Help with Homework? :
Oxalic acid, C2O4H2, is a polyprotic acid with Ka1 = 5.9 × 10-2 and Ka2 = 6.4 × 10-5.
a. Write the equilibrium equations and Ka expressions for the two successive ionizations of oxalic acid.
b. For the amphoteric substance C2O4H-, predict whether it is more likely to act as an acid or a base

Answer 1

For (a) would it be in the format :
\[K= [C]^{c}[D]^{d}\div [A]^{a}[B ]^{b}\]

Answer 2

@fifib there are two Ka values because there are two protons on that acid. it's polyprotic. one ka value for each one.

Answer 3

can you write out what the two expressions would be?

\[\frac{ [PRODUCTS] }{ [REACTANTS] } = Ka \]

Answer 4

If I'm given oxalic acid, do i have to break it up into reactants and products? @Photon336

Answer 5

yeah, you have to write the dissociation equation for oxalic acid in order to write the equilibrium expression.

Answer 6

C2H2O4 ↔ C2O4-+ 2 H+ @aaronq like that?

Answer 7

The first dissociation is like this:

so the equation is: \(\sf C_2O_4H_2\rightarrow HC_2O^{-}_4+H^+\)

the second hydrogen (more accurately, proton) comes off next, make sure the charges are correct. Note that because the molecule is symmetric, it doesn't matter which proton comes off first.

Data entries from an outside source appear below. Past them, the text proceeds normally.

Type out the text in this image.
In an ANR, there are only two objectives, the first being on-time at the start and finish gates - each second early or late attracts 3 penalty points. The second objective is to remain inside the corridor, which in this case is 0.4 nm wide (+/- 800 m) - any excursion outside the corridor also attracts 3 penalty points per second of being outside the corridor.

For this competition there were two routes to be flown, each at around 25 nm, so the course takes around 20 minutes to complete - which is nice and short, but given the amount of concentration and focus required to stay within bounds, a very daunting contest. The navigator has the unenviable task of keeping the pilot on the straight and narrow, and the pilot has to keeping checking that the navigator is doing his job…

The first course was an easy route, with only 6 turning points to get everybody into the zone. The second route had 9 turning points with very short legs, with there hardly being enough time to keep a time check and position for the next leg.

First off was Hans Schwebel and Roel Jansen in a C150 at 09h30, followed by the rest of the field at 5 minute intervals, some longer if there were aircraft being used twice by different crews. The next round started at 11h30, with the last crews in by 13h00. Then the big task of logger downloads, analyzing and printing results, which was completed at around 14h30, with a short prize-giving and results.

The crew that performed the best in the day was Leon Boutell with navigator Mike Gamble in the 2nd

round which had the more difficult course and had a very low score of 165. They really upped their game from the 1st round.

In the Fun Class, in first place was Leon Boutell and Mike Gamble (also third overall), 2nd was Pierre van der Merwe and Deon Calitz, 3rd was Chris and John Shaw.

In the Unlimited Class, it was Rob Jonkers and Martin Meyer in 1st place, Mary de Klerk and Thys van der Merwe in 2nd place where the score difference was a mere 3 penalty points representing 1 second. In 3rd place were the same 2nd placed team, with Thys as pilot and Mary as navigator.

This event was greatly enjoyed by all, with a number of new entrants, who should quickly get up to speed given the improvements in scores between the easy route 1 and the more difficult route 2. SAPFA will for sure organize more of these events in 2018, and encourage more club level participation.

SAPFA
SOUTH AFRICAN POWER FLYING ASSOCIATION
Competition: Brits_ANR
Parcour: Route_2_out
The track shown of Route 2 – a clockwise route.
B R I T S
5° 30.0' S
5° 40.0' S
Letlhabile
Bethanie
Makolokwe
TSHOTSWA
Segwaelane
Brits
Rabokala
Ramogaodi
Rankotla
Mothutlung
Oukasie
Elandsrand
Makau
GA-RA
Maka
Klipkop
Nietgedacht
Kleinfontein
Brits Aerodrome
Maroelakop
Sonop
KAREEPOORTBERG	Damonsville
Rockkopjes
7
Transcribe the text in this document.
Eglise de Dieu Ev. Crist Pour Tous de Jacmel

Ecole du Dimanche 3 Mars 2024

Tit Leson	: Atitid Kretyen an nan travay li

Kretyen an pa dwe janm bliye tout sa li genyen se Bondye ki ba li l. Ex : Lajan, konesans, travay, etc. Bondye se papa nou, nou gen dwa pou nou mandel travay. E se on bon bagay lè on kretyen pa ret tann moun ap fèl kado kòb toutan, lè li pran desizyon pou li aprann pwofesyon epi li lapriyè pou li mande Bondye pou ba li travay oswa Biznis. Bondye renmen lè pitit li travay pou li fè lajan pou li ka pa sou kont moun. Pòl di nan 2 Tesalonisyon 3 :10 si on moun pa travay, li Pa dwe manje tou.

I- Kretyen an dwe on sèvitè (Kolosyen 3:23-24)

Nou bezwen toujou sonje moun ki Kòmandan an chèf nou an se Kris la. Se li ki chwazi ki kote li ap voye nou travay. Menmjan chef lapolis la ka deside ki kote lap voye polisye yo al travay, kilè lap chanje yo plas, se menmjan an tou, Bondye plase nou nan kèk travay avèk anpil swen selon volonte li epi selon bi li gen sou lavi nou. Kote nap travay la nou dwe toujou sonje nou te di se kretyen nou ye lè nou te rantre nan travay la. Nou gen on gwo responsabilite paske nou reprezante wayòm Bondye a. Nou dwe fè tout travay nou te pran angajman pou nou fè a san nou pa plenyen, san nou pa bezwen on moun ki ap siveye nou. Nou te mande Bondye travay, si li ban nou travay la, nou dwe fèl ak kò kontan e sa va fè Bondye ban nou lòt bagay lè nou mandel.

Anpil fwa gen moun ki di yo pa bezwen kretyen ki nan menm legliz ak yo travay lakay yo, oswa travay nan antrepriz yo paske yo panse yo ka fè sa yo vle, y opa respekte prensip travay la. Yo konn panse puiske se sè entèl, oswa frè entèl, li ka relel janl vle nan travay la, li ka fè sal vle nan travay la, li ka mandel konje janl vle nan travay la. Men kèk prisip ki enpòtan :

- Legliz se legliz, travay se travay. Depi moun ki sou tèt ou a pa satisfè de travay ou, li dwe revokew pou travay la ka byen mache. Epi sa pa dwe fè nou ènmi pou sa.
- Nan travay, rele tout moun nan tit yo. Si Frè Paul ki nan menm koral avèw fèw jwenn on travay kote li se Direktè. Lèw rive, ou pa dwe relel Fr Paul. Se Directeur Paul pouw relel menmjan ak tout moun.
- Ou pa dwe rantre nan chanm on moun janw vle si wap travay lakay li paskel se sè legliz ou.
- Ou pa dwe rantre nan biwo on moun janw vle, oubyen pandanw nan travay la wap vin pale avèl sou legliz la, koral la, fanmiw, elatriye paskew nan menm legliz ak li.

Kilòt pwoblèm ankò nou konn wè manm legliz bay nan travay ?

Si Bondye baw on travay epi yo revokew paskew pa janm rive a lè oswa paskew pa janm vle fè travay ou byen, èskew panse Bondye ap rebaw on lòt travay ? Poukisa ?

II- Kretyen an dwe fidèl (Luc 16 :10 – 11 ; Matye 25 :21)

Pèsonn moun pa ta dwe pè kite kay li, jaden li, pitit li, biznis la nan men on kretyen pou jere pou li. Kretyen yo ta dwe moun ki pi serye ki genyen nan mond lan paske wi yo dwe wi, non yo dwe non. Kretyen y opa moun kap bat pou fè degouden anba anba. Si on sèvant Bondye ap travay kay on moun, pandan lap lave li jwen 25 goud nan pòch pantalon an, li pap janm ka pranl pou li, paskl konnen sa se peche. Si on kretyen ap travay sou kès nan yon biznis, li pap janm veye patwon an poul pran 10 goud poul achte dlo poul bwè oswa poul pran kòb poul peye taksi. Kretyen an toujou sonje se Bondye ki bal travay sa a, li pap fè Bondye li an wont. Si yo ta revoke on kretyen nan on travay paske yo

Also, the first Ka is associated with the first dissociation and the second Ka with the second proton.

Answer 8

\[{[HC2O4^{-}][H ^{+}]\div [C2O4H2]}\] ? @aaronq

Answer 9

that's almost it, remember it has to be an equation, so you need an equal sign:

\(\sf K_A=\dfrac {[HC_2O_4^-][H ^{+}]} {[C_2O_4H_2]}\)

Answer 10

@aaronq Oh okay . I think i already asked this once, but do i have to substitute their molar masses?

Answer 11

Not their molar masses, the square brackets mean concentration in molarity units (mol/L).

The question itself doesn't ask you to solve for anything though, so thats not necessary (for the question).